The Petroleum Papers
Inside the Far-Right Conspiracy to Cover Up Climate Change
Author: Geoff Dembicki
Drawing from hundreds of confidential oil industry documents spanning decades, this explosive work of investigative reporting reveals for the first time the far-right conspiracy that’s stopped the world from preventing the climate crisis. In The Petroleum Papers, investigative journalist Geoff Dembicki tells the story of how the American oil companies that founded the tar sands in Alberta, Canada—home to the third-biggest oil reserves on the planet—ignored warnings about climate devastation as early as 1959. Instead of alerting the world to act on this impending global disaster, Exxon, Koch Industries, Shell and others created ad campaigns saying climate change isn't real and that alternatives to oil are an economic disaster. These companies built a global right-wing echo chamber to ensure tar sands could keep flowing into the U.S., which helped elect Donald Trump and now leaves the Joe Biden administration with a sprawling climate mess. But Dembicki also tells the high-stakes stories of people fighting back: the Seattle lawyer who brought Big Tobacco to its knees and is now going after Big Oil, a young Filipino activist who saw her family drown in a climate disaster, and a former engineer at Exxon who was pushed out for asking too many hard questions.
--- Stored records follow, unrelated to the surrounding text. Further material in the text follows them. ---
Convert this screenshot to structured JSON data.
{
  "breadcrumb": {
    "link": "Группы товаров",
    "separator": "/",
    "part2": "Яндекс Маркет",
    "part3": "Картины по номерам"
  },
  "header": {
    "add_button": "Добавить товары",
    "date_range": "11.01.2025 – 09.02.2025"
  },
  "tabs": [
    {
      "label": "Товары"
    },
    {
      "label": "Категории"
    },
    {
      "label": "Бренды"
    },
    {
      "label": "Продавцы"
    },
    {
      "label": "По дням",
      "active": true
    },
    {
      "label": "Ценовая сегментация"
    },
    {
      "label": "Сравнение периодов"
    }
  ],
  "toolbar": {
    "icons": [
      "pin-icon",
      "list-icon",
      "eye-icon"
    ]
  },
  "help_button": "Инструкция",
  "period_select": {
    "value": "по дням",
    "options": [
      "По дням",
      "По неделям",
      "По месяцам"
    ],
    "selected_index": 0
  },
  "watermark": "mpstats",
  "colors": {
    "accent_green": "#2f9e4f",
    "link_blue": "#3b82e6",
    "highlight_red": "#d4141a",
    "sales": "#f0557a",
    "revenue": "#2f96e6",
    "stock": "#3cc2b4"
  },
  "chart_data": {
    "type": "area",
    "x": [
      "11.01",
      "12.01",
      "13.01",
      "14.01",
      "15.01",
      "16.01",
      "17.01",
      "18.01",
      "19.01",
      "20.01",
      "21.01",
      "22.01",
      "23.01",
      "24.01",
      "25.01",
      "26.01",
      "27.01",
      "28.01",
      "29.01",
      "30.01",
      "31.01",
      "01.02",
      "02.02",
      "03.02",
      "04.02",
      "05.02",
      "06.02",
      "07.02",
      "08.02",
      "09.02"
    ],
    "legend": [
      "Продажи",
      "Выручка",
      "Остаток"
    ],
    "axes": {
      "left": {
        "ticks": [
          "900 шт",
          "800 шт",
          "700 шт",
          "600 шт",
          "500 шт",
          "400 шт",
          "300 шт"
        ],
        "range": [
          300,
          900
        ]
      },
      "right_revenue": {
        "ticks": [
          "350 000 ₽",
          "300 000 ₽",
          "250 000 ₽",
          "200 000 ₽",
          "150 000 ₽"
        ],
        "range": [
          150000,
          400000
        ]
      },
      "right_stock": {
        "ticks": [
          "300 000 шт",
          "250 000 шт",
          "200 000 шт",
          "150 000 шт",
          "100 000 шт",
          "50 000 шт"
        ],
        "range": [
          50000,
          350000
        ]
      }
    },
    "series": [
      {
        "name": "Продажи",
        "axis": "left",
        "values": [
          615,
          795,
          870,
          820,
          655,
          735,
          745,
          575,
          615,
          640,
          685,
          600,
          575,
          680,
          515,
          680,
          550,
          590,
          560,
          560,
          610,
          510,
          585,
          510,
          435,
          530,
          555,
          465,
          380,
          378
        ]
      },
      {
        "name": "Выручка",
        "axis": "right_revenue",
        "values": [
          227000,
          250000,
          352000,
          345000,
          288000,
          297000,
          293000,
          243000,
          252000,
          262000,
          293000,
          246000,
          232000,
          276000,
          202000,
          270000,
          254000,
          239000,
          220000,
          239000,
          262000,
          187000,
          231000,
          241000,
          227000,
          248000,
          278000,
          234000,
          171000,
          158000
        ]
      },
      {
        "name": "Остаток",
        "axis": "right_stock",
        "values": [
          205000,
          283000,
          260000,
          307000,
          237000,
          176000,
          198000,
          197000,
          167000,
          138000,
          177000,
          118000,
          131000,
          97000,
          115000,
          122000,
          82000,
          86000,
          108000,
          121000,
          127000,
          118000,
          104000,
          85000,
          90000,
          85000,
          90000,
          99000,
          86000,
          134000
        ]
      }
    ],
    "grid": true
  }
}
With experts now warning we have less than a decade to get global emissions under control, The Petroleum Papers provides a step-by-step account of how we got to this precipice and the politicians and companies who deserve our blame. Published in Partnership with the David Suzuki Institute Geoff Dembicki is an investigative climate change reporter from Alberta, Canada, home of the largest tar sand deposits in the world. His book Are We Screwed? won the 2018 Green Prize for Sustainable Literature. He is a regular contributor to the Tyee and VICE. He lives in Brooklyn.